Dyrektor okręgowy Służby Więziennej we Wrocławiu i dyrektor Aresztu Śledczego w Lubaniu pożegnali się ze stanowiskami. Na początku lutego informowaliśmy Was o brawurowej ucieczce z lubańskiej placówki. Więźnia wciąż nie udało się złapać.
- Minister sprawiedliwości odwołał Ryszarda Godylę ze stanowiska dyrektora okręgowego Służby Więziennej we Wrocławiu oraz majora Krzysztofa Stodolnika ze stanowiska dyrektora Aresztu Śledczego w Lubaniu. Odwołań dokonano na wniosek dyrektora generalnego Służby Więziennej - poinformował ppłk Jarosław Góra, rzecznik prasowy Dyrektora Generalnego Służby Więziennej. Rolę Godyli przejmie teraz ppłk Krystyna Zuwała. Aresztem śledczym w Lubaniu będzie rządzić mjr Szczepan Ociepa.
Efekt brawurowej ucieczki z więzienia?
O brawurowej ucieczce Adriana K. pisaliśmy 3 lutego. Mężczyzna podczas spaceru na terenie zakładu wykorzystał nieuwagę strażników. - Przebił siatkę wewnętrzną, wdrapał się na mur i uciekł - mówił w rozmowie z Kontaktem 24 por. Mariusz Jastrzębski, rzecznik dyrektora okręgowego Służby Więziennej we Wrocławiu.
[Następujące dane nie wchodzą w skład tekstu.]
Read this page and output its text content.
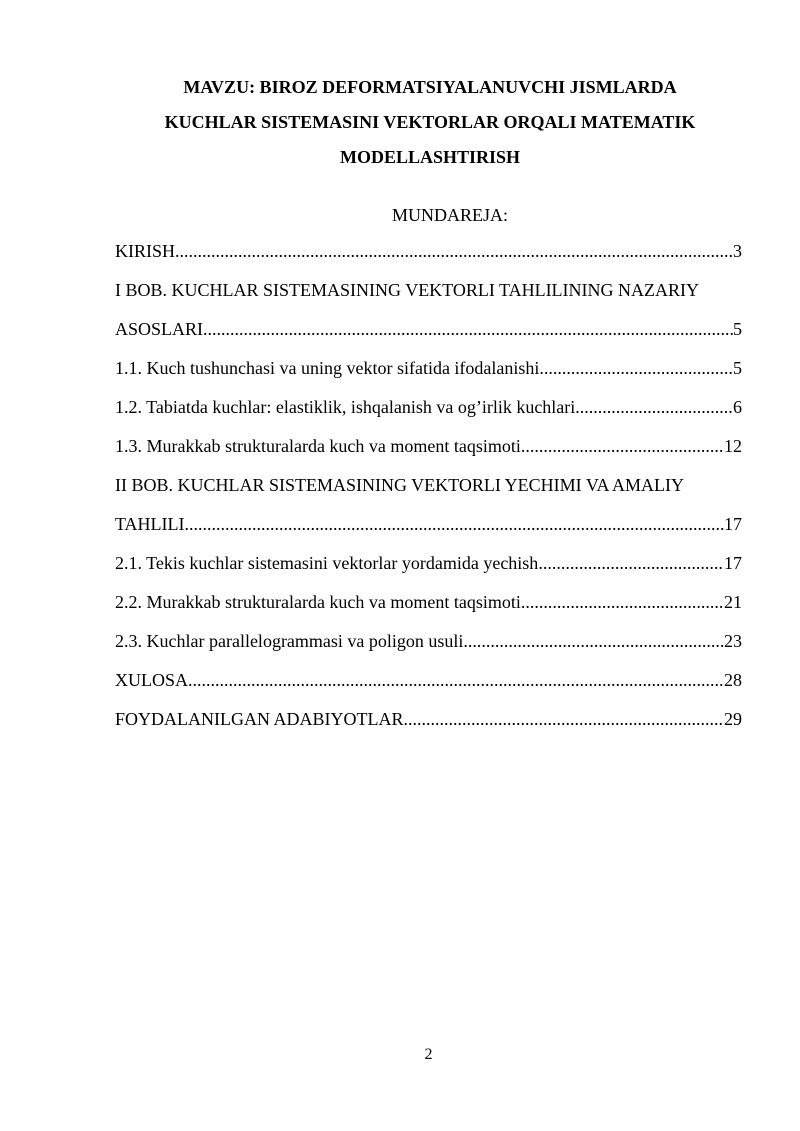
MAVZU: BIROZ DEFORMATSIYALANUVCHI JISMLARDA
KUCHLAR SISTEMASINI VEKTORLAR ORQALI MATEMATIK
MODELLASHTIRISH
MUNDAREJA:
KIRISH .....	3
I BOB. KUCHLAR SISTEMASINING VEKTORLI TAHLILINING NAZARIY
ASOSLARI .....	5
1.1. Kuch tushunchasi va uning vektor sifatida ifodalanishi .....	5
1.2. Tabiatda kuchlar: elastiklik, ishqalanish va og’irlik kuchlari .....	6
1.3. Murakkab strukturalarda kuch va moment taqsimoti .....	12
II BOB. KUCHLAR SISTEMASINING VEKTORLI YECHIMI VA AMALIY
TAHLILI .....	17
2.1. Tekis kuchlar sistemasini vektorlar yordamida yechish .....	17
2.2. Murakkab strukturalarda kuch va moment taqsimoti .....	21
2.3. Kuchlar parallelogrammasi va poligon usuli .....	23
XULOSA .....	28
FOYDALANILGAN ADABIYOTLAR .....	29
2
Choć mężczyzna jest poszukiwany, a w lubańskim areszcie toczy się postępowanie wyjaśniające, Adrian K. pozostaje nieuchwytny. Według podpułkownika Góry, decyzja ministra o odwołaniu dyrektorów nie ma związku z ucieczką skazanego.
Skazany na dwa lata, uciekł po zaledwie 17 dniach
27-latek miał odsiadywać karę za drobne kradzieże i przestępstwa narkotykowe do września 2017 roku. Uciekł zaledwie po 17 dniach.